According to their developer documentation,
GitHub generates a signature by “using a HMAC hex digest to compute the
hash” using the secret token and the payload of the webhook it is sending.
This hash is sent in the X-Hub-Signature-256 header. To validate it,
we do the same computation with the secret token and the received payload
and check to see if the resulting hash is the same.
Publishing to the topic uses the boto3 library to submit the necessary parameters to the SNS API.
import os
import boto3
import botocore
from json import dumps
from hashlib import sha256
from hmac import HMAC, compare_digest
def handler(event, context):
if verify_signature(event["headers"], event["body"]):
if publish_sns(event["body"]):
return respond("Success")
else:
return respond("Failed", 500)
return respond("Forbidden", 403)
def respond(message, code=200):
return {"statusCode": code, "body": dumps({"message": message})}
def publish_sns(message):
try:
arn = os.environ.get("TOPIC_ARN")
client = boto3.client("sns")
response = client.publish(
TargetArn=arn,
Message=dumps({"default": dumps(message)}),
MessageStructure="json",
)
except botocore.exceptions.ClientError as e:
print(f"ClientError: {e}")
return False
else:
return True
def verify_signature(headers, body):
try:
secret = os.environ.get("GITHUB_SECRET").encode("utf-8")
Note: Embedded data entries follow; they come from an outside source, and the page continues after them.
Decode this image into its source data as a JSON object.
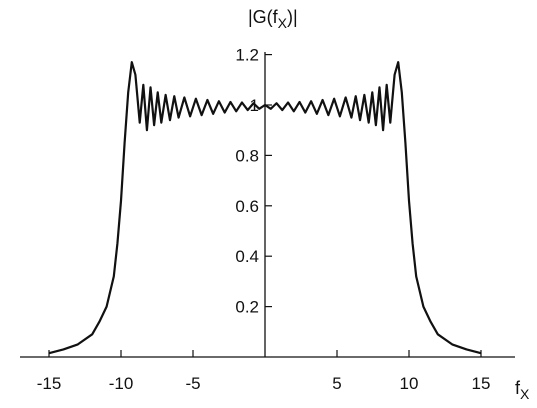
{
  "chart_data": {
    "type": "line",
    "title": "",
    "ylabel": "|G(f_X)|",
    "xlabel": "f_X",
    "xlim": [
      -15.5,
      15.5
    ],
    "ylim": [
      0,
      1.2
    ],
    "x_ticks": [
      -15,
      -10,
      -5,
      5,
      10,
      15
    ],
    "x_tick_labels": [
      "-15",
      "-10",
      "-5",
      "5",
      "10",
      "15"
    ],
    "y_ticks": [
      0.2,
      0.4,
      0.6,
      0.8,
      1,
      1.2
    ],
    "y_tick_labels": [
      "0.2",
      "0.4",
      "0.6",
      "0.8",
      "1",
      "1.2"
    ],
    "grid": false,
    "series": [
      {
        "description_of_curve": "Symmetric magnitude response with Gibbs ripple near the band edges (|f_X| ≈ 9) and rolloff outside",
        "points": [
          [
            -15.0,
            0.015
          ],
          [
            -14.0,
            0.03
          ],
          [
            -13.0,
            0.05
          ],
          [
            -12.0,
            0.09
          ],
          [
            -11.5,
            0.14
          ],
          [
            -11.0,
            0.2
          ],
          [
            -10.5,
            0.32
          ],
          [
            -10.25,
            0.45
          ],
          [
            -10.0,
            0.62
          ],
          [
            -9.75,
            0.85
          ],
          [
            -9.5,
            1.05
          ],
          [
            -9.25,
            1.17
          ],
          [
            -9.0,
            1.12
          ],
          [
            -8.7,
            0.93
          ],
          [
            -8.45,
            1.08
          ],
          [
            -8.2,
            0.9
          ],
          [
            -7.95,
            1.07
          ],
          [
            -7.7,
            0.92
          ],
          [
            -7.45,
            1.05
          ],
          [
            -7.2,
            0.93
          ],
          [
            -6.9,
            1.04
          ],
          [
            -6.6,
            0.94
          ],
          [
            -6.3,
            1.035
          ],
          [
            -6.0,
            0.95
          ],
          [
            -5.6,
            1.03
          ],
          [
            -5.2,
            0.955
          ],
          [
            -4.8,
            1.025
          ],
          [
            -4.4,
            0.96
          ],
          [
            -4.0,
            1.02
          ],
          [
            -3.6,
            0.965
          ],
          [
            -3.2,
            1.015
          ],
          [
            -2.8,
            0.97
          ],
          [
            -2.4,
            1.012
          ],
          [
            -2.0,
            0.975
          ],
          [
            -1.6,
            1.01
          ],
          [
            -1.2,
            0.98
          ],
          [
            -0.8,
            1.007
          ],
          [
            -0.4,
            0.985
          ],
          [
            0.0,
            1.0
          ],
          [
            0.4,
            0.985
          ],
          [
            0.8,
            1.007
          ],
          [
            1.2,
            0.98
          ],
          [
            1.6,
            1.01
          ],
          [
            2.0,
            0.975
          ],
          [
            2.4,
            1.012
          ],
          [
            2.8,
            0.97
          ],
          [
            3.2,
            1.015
          ],
          [
            3.6,
            0.965
          ],
          [
            4.0,
            1.02
          ],
          [
            4.4,
            0.96
          ],
          [
            4.8,
            1.025
          ],
          [
            5.2,
            0.955
          ],
          [
            5.6,
            1.03
          ],
          [
            6.0,
            0.95
          ],
          [
            6.3,
            1.035
          ],
          [
            6.6,
            0.94
          ],
          [
            6.9,
            1.04
          ],
          [
            7.2,
            0.93
          ],
          [
            7.45,
            1.05
          ],
          [
            7.7,
            0.92
          ],
          [
            7.95,
            1.07
          ],
          [
            8.2,
            0.9
          ],
          [
            8.45,
            1.08
          ],
          [
            8.7,
            0.93
          ],
          [
            9.0,
            1.12
          ],
          [
            9.25,
            1.17
          ],
          [
            9.5,
            1.05
          ],
          [
            9.75,
            0.85
          ],
          [
            10.0,
            0.62
          ],
          [
            10.25,
            0.45
          ],
          [
            10.5,
            0.32
          ],
          [
            11.0,
            0.2
          ],
          [
            11.5,
            0.14
          ],
          [
            12.0,
            0.09
          ],
          [
            13.0,
            0.05
          ],
          [
            14.0,
            0.03
          ],
          [
            15.0,
            0.015
          ]
        ]
      }
    ]
  }
}
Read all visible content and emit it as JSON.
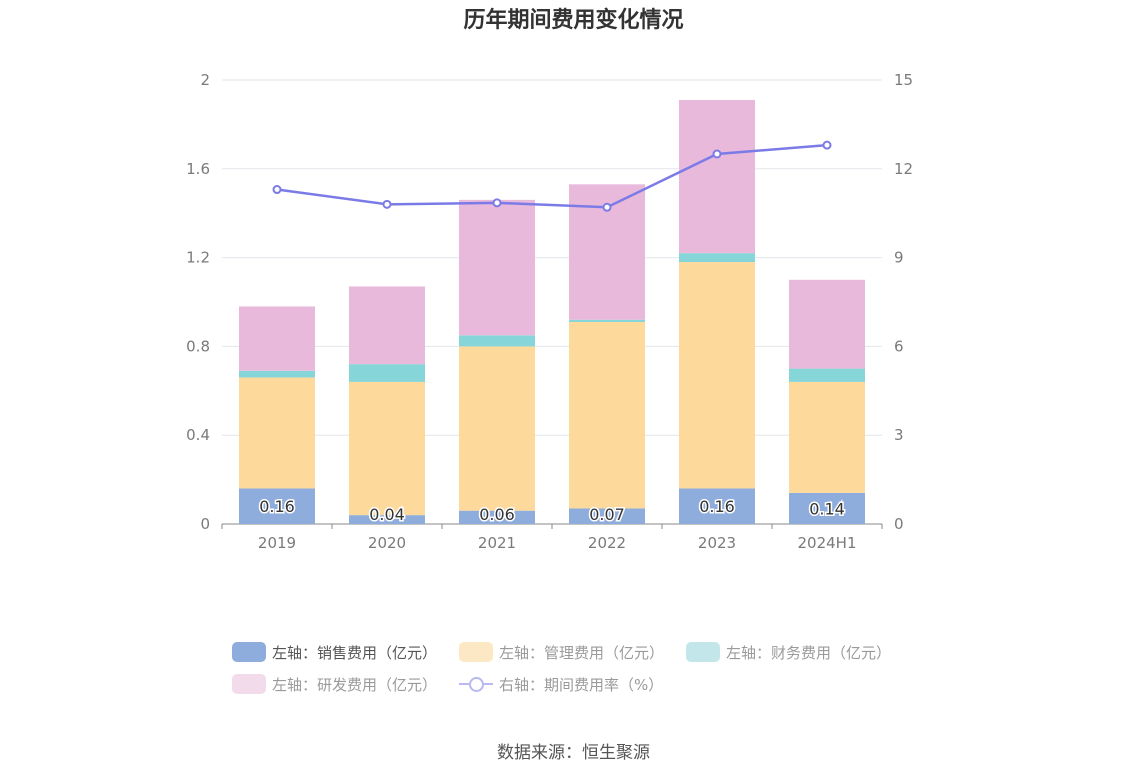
{
  "title": "历年期间费用变化情况",
  "source": "数据来源：恒生聚源",
  "legend": [
    {
      "label": "左轴：销售费用（亿元）",
      "color": "#8eaddc",
      "kind": "bar",
      "dim": false
    },
    {
      "label": "左轴：管理费用（亿元）",
      "color": "#fde8c6",
      "kind": "bar",
      "dim": true
    },
    {
      "label": "左轴：财务费用（亿元）",
      "color": "#c2e6ea",
      "kind": "bar",
      "dim": true
    },
    {
      "label": "左轴：研发费用（亿元）",
      "color": "#f2dcec",
      "kind": "bar",
      "dim": true
    },
    {
      "label": "右轴：期间费用率（%）",
      "color": "#b9b8f0",
      "kind": "line",
      "dim": true
    }
  ],
  "chart_data": {
    "type": "bar",
    "stacked": true,
    "categories": [
      "2019",
      "2020",
      "2021",
      "2022",
      "2023",
      "2024H1"
    ],
    "series": [
      {
        "name": "左轴：销售费用（亿元）",
        "axis": "left",
        "color": "#8eaddc",
        "values": [
          0.16,
          0.04,
          0.06,
          0.07,
          0.16,
          0.14
        ],
        "labels": [
          "0.16",
          "0.04",
          "0.06",
          "0.07",
          "0.16",
          "0.14"
        ]
      },
      {
        "name": "左轴：管理费用（亿元）",
        "axis": "left",
        "color": "#fed99c",
        "values": [
          0.5,
          0.6,
          0.74,
          0.84,
          1.02,
          0.5
        ]
      },
      {
        "name": "左轴：财务费用（亿元）",
        "axis": "left",
        "color": "#86d5d8",
        "values": [
          0.03,
          0.08,
          0.05,
          0.01,
          0.04,
          0.06
        ]
      },
      {
        "name": "左轴：研发费用（亿元）",
        "axis": "left",
        "color": "#e8b9db",
        "values": [
          0.29,
          0.35,
          0.61,
          0.61,
          0.69,
          0.4
        ]
      },
      {
        "name": "右轴：期间费用率（%）",
        "axis": "right",
        "type": "line",
        "color": "#7b7be8",
        "values": [
          11.3,
          10.8,
          10.85,
          10.7,
          12.5,
          12.8
        ]
      }
    ],
    "ylim_left": [
      0,
      2
    ],
    "ylim_right": [
      0,
      15
    ],
    "yticks_left": [
      "0",
      "0.4",
      "0.8",
      "1.2",
      "1.6",
      "2"
    ],
    "yticks_right": [
      "0",
      "3",
      "6",
      "9",
      "12",
      "15"
    ],
    "grid": true,
    "legend_position": "bottom"
  }
}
received = headers["X-Hub-Signature-256"].split("sha256=")[-1].strip()
expected = HMAC(secret, body.encode("utf-8"), sha256).hexdigest()
except (KeyError, TypeError):
return False
else:
return compare_digest(received, expected)
GitHub Webhook
Finally, manage a webhook on the specified GitHub repository, setting
the url to the API endpoint and supplying the shared key as secret.
data "github_repository" "repo" {
full_name = "exampleorg/reponame"
}
resource "github_repository_webhook" "webhook" {
repository = data.github_repository.repo.name
events = ["push"]
configuration {
url = "https://${aws_api_gateway_rest_api.sns-proxy.id}.execute-api.${var.region}.amazonaws.com/${var.environment}${aws_api_gateway_resource.sns-ingest.path}"
secret = random_password.github-secret.result
content_type = "json"
}
}
Conclusion
The whole time I was building and testing this, I kept thinking to myself, “I must be overlooking a more obvious solution.” I’ve asked around, and it seems that others have also run into this issue, but ended up using a different approach that didn’t involve authorization. If you know of a better/different solution, please reach out!
I plan to flesh this out and create a terraform module out of it, as I expect I will want to use this pattern in other places.